The 2022 National Senior Games, the largest multi-sport event in the world for men and women fifty years old and over, took place this month in Florida where over eleven thousand athletes registered to compete. In an article for the New York Times, Talya Minsberg interviewed runners who offer their advice on how to keep going. Roy Englert, the oldest competitor at ninety-nine years old, says to “keep moving, keep moving, keep moving, and have a little luck.” Ninety-three-year-old Lillian Atchley says, “I guess you just have to have the love to race, the determination to just do it.” This week write a poem using running as a metaphor. What images and words of inspiration come up for you?

My Favorite Banned Book

5.26.22

Over the past two years, an increasing number of books have been banned from school libraries and universities.
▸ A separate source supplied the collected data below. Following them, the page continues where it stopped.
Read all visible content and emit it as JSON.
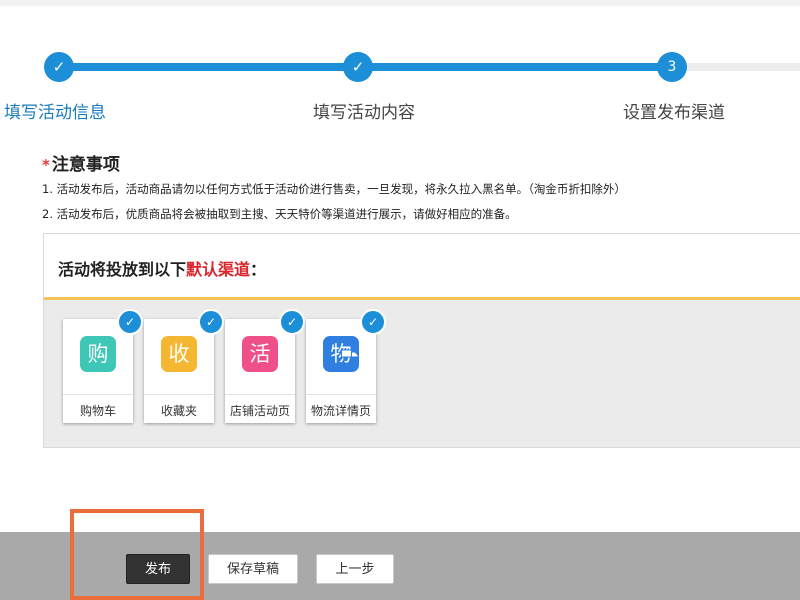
{
  "steps": [
    {
      "label": "填写活动信息",
      "marker": "✓",
      "state": "done"
    },
    {
      "label": "填写活动内容",
      "marker": "✓",
      "state": "done"
    },
    {
      "label": "设置发布渠道",
      "marker": "3",
      "state": "current"
    }
  ],
  "notice": {
    "star": "*",
    "title": "注意事项",
    "items": [
      "1.  活动发布后，活动商品请勿以任何方式低于活动价进行售卖，一旦发现，将永久拉入黑名单。（淘金币折扣除外）",
      "2.  活动发布后，优质商品将会被抽取到主搜、天天特价等渠道进行展示，请做好相应的准备。"
    ]
  },
  "channel": {
    "title_prefix": "活动将投放到以下",
    "title_highlight": "默认渠道",
    "title_suffix": "：",
    "cards": [
      {
        "icon_char": "购",
        "label": "购物车",
        "color": "#3ec6b6",
        "checked": true,
        "icon": "shopping-cart-icon"
      },
      {
        "icon_char": "收",
        "label": "收藏夹",
        "color": "#f5b731",
        "checked": true,
        "icon": "favorites-icon"
      },
      {
        "icon_char": "活",
        "label": "店铺活动页",
        "color": "#f0508a",
        "checked": true,
        "icon": "store-activity-icon"
      },
      {
        "icon_char": "物",
        "label": "物流详情页",
        "color": "#2f7fe0",
        "checked": true,
        "icon": "logistics-icon"
      }
    ]
  },
  "footer": {
    "publish": "发布",
    "save_draft": "保存草稿",
    "prev": "上一步"
  },
  "colors": {
    "accent": "#1d8ed8",
    "highlight_text": "#d9262c",
    "annotation": "#ec6d3c"
  }
}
In 2021, the American Library Association tracked over seven hundred attempts to remove library, school, and university materials, including over fifteen hundred books. Most of the banned books have themes of race and racism, and include LGBTQIA+ characters. These titles include Gender Queer by Maia Kobabe, Lawn Boy by Jonathan Evison, The Bluest Eye by Toni Morrison, and This Book Is Gay by Juno Dawson. Write an essay about a banned book that has made a lasting impression on you. How do you feel about these books being blocked from new readers?